33. Jatuh Cinta, Lagi

38 7 3
                                    






"Nih,"

Gadis itu melirik sinis, melengos pelan. Ujung kerah seragamnya Ia kibaskan dengan nafas naik turun tak karuan. Tak peduli dengan sebotol air mineral yang sudah disodorkan pemuda disampingnya, Miya berjalan pelan ke tepi lapangan. Mendudukkan diri dibawah pohon rindang dengan punggung menyender dan kedua kaki diluruskan.

Pemuda itu ikut mendudukkan diri disampingnya. Meraih tangan Miya dan memaksanya menggenggam botol mineral itu. "Abis lari bagusnya minum air putih, jadi gue harap lo nggak ngarepin gue beliin lo es krim," ujar pemuda itu santai, meneguk sebotol air mineral ditangannya.

Miya berdecih pelan, "gue nggak ngarepin lo beliin gue apapun, jadi jangan sok tau" balasnya sinis, membuat pemuda itu hanya melirik meletakkan air mineralnya. Menatap Miya yang hanya menggenggam botol yang diterimanya tanpa meminumnya.

Tangan cowok itu kembali meraih botol air mineral dari tangan Miya, membukanya dan menyodorkan pada gadis itu lagi. Miya jadi melirik.

"Udah, nggak usah sok jaim dah. Kalo haus ya diminum aja kali," kata Arkan santai. Kembali meneguk air mineralnya bahkan hingga tak tersisa. Selanjutnya meremas botol itu pelan, melemparnya ke dalam tempat sampah disamping koridor dengan tepat sasaran.

Sepertinya skill basket yang membuatnya menjadi Kapten Tim itu benar-benar tak diragukan lagi. Bagaimana bisa cowok tengil itu masih terlihat keren hanya karena melempar botol sisa saja ke dalam tempat sampah.

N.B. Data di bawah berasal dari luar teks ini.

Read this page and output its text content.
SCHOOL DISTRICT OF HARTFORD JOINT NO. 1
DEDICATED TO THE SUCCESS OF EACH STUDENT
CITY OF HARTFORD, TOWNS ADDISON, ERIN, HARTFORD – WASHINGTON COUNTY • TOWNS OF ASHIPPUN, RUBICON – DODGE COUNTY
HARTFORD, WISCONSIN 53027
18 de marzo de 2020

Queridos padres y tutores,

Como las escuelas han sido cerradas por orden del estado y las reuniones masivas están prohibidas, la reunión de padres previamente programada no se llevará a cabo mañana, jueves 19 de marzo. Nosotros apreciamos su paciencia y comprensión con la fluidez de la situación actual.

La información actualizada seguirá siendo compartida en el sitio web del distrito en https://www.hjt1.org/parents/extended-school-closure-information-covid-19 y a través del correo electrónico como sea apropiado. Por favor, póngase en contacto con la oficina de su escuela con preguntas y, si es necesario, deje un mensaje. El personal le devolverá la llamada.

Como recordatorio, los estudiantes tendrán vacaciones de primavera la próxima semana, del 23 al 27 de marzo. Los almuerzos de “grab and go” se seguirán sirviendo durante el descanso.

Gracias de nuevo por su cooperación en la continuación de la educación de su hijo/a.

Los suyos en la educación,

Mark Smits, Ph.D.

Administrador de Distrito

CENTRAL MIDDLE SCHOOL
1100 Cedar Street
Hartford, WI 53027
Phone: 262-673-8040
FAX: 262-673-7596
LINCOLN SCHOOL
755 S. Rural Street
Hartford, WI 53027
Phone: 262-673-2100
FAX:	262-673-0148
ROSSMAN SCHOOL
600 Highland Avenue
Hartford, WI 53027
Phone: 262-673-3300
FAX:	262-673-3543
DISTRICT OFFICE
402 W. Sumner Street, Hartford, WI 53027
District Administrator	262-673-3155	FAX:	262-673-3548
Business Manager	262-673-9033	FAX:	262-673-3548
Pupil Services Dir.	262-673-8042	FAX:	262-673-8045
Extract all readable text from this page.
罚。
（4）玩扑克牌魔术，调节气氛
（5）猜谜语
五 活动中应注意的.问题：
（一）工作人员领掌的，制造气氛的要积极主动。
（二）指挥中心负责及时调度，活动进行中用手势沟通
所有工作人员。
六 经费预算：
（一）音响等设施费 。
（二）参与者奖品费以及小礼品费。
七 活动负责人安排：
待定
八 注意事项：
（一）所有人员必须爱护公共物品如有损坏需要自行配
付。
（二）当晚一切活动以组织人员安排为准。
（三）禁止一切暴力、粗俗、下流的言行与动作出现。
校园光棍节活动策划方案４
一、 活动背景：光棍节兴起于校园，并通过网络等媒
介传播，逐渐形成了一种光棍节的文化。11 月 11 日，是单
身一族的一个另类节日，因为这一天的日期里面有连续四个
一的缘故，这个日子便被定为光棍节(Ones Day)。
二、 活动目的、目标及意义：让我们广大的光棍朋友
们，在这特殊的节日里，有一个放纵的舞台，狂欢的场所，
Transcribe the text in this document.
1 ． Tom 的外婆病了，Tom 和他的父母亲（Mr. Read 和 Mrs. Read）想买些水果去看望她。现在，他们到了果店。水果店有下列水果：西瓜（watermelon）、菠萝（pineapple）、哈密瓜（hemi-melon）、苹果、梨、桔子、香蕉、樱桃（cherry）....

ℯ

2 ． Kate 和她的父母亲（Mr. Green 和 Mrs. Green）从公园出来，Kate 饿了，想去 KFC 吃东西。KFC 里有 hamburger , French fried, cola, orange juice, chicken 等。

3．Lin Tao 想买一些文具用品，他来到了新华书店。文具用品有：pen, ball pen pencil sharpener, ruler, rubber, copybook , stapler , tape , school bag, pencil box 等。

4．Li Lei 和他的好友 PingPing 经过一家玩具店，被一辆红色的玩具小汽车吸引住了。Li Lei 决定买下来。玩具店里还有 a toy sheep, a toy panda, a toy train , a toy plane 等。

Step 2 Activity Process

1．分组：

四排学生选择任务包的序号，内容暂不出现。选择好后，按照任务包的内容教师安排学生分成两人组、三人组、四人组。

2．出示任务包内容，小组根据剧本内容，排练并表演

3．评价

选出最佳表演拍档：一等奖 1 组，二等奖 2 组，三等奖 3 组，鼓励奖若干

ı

Gadis itu menggeleng pelan menyadarkan diri. Meneguk pelan air mineral hingga tersisa setengah. Berdehem sesaat selanjutnya. Mendadak jadi hening. Tak ada yang memulai pembicaraan. Sedangkan suasana lapangan jadi semakin ramai, saat sebuah truk memasuki area Sekolah dengan peralatan panggung yang diangkutnya. Beberapa orang juga mulai turun dari truk, sambil mengamankan murid-murid yang berkerumun seperti semut.

"Perutnya, masih sakit?"

Miya tersentak pelan mendengar suara itu kembali menyapa telinganya. Ia menoleh, mendapati pemuda itu menatapnya lurus. Walaupun wajah pemuda itu terlihat datar saja, tapi tak memungkiri kedua kelopak matanya yang meneduh. Jujur membuat Miya malah tersentuh.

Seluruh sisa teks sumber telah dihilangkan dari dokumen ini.